An extremely important matter and one that has scarcely been studied is the profile of women who abort due to rape. The Population Council explored the issue based on the review of 231 medical files of women who became pregnant for this reason and were treated between 1991 and 2001 in the Mexico City General Hospital (Lara et al., 2003). It found that two-thirds of them were aged between 10 and 19, a quarter was aged between 20 and 29 and the rest were women over 30. Almost all the women interviewed were single (95%) and over a third were students (36%). A similar proportion were engaged in domestic labor (35%) and the rest had a paid employment (29%). Just under half had studied for 13 or more years (45%), just over a quarter were women with medium (between 6 and 9 years) educational attainment (27%), while a fifth (21%) had not finished elementary school (they attended school for up to five years or not at all). In 90% of the cases analyzed, this was their first pregnancy.

197 of the 230 women who became pregnant as a result of rape were followed up on. Only 22% had abortions in the General Hospital; in other words, only 44 women had abortions. In no case had they been pregnant over 12 weeks and most of them had been pregnant an average of 8.3 weeks. Another 7 women experienced miscarriages, and 5 failed to return to the hospital after a favorable verdict by the hospital ethics committee allowing them to have an abortion. Over 72% of the women continued their pregnancy, 77% of these due to the fact that they were over 12 weeks pregnant and above all because they were denied permission. Not permitting them to abort contravened existing legislation and their reproductive rights, since in Mexico as in some other Latin American countries, abortion is permitted when pregnancy is the result of rape.

Another study conducted between 2002 and 2005 in Mexico City shows that 33 of 49 requests to interrupt pregnancy as result of rape were authorized.

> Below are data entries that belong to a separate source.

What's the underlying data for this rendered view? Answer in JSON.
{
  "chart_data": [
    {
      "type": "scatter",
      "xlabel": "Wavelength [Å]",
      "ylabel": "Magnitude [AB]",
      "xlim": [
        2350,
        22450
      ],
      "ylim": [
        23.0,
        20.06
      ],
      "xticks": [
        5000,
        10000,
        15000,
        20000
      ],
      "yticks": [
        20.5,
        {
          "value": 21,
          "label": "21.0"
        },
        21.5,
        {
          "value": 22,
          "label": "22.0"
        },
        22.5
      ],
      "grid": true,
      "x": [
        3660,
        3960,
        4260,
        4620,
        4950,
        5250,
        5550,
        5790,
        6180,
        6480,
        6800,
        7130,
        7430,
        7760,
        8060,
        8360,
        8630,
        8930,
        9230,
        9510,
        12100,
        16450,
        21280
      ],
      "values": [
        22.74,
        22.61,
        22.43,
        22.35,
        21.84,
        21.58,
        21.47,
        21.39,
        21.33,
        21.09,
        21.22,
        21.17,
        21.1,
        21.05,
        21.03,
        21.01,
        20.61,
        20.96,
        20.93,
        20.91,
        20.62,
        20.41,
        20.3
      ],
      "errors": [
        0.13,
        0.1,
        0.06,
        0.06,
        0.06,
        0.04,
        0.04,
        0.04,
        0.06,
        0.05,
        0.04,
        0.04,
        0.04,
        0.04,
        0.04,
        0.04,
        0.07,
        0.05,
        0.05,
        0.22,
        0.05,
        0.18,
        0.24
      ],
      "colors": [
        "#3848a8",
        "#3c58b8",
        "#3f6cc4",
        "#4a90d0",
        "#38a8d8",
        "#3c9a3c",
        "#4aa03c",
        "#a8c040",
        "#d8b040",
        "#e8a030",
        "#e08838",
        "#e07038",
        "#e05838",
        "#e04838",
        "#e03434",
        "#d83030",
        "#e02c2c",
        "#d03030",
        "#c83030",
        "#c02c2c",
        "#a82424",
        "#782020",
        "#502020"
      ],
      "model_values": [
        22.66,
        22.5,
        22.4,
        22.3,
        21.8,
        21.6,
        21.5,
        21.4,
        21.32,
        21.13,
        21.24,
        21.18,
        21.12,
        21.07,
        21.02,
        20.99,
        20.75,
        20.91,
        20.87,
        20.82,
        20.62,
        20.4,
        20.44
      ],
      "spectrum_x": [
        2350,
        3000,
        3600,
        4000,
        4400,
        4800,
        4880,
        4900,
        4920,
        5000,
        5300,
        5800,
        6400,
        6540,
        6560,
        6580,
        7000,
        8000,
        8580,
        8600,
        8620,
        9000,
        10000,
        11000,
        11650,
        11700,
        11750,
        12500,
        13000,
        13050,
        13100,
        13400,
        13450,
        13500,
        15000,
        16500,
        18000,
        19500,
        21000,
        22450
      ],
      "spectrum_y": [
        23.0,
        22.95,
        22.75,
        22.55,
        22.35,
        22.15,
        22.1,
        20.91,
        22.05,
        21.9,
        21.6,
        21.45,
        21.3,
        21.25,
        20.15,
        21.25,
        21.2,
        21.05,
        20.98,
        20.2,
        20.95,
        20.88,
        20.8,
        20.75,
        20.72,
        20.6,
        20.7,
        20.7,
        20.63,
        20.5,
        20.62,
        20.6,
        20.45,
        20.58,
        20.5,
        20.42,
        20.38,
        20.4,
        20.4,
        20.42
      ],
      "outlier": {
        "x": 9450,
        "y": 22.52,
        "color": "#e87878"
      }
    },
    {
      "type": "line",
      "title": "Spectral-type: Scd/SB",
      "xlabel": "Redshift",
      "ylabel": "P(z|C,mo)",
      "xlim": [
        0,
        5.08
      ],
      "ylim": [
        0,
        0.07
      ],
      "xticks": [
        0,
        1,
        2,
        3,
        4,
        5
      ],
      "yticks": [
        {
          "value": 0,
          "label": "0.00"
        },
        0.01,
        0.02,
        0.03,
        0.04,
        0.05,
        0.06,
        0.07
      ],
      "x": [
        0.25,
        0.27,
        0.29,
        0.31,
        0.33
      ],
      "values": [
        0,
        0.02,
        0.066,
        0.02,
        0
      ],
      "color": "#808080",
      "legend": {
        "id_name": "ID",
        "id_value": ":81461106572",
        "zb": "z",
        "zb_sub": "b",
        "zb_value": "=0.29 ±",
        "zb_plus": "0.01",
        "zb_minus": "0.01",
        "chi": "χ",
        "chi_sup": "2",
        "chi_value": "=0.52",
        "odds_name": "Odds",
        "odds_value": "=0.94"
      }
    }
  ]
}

In this case, more than half of the applications were from adolescents and young women: 8 of whom were under 15, 10 between the ages of 15 and 19, and 8 between 20 and 29 years old (Ubaldi Garcete and Winocur, 2005).

Evidence from these two studies reveals the greater risk of rape among younger women and particularly the difficulties they experience in obtaining an abortion. Although, as mentioned earlier, abortion in cases of rape is a widely recognized right in the legislation of certain countries in the region, the authorities often prevent it from being exercised.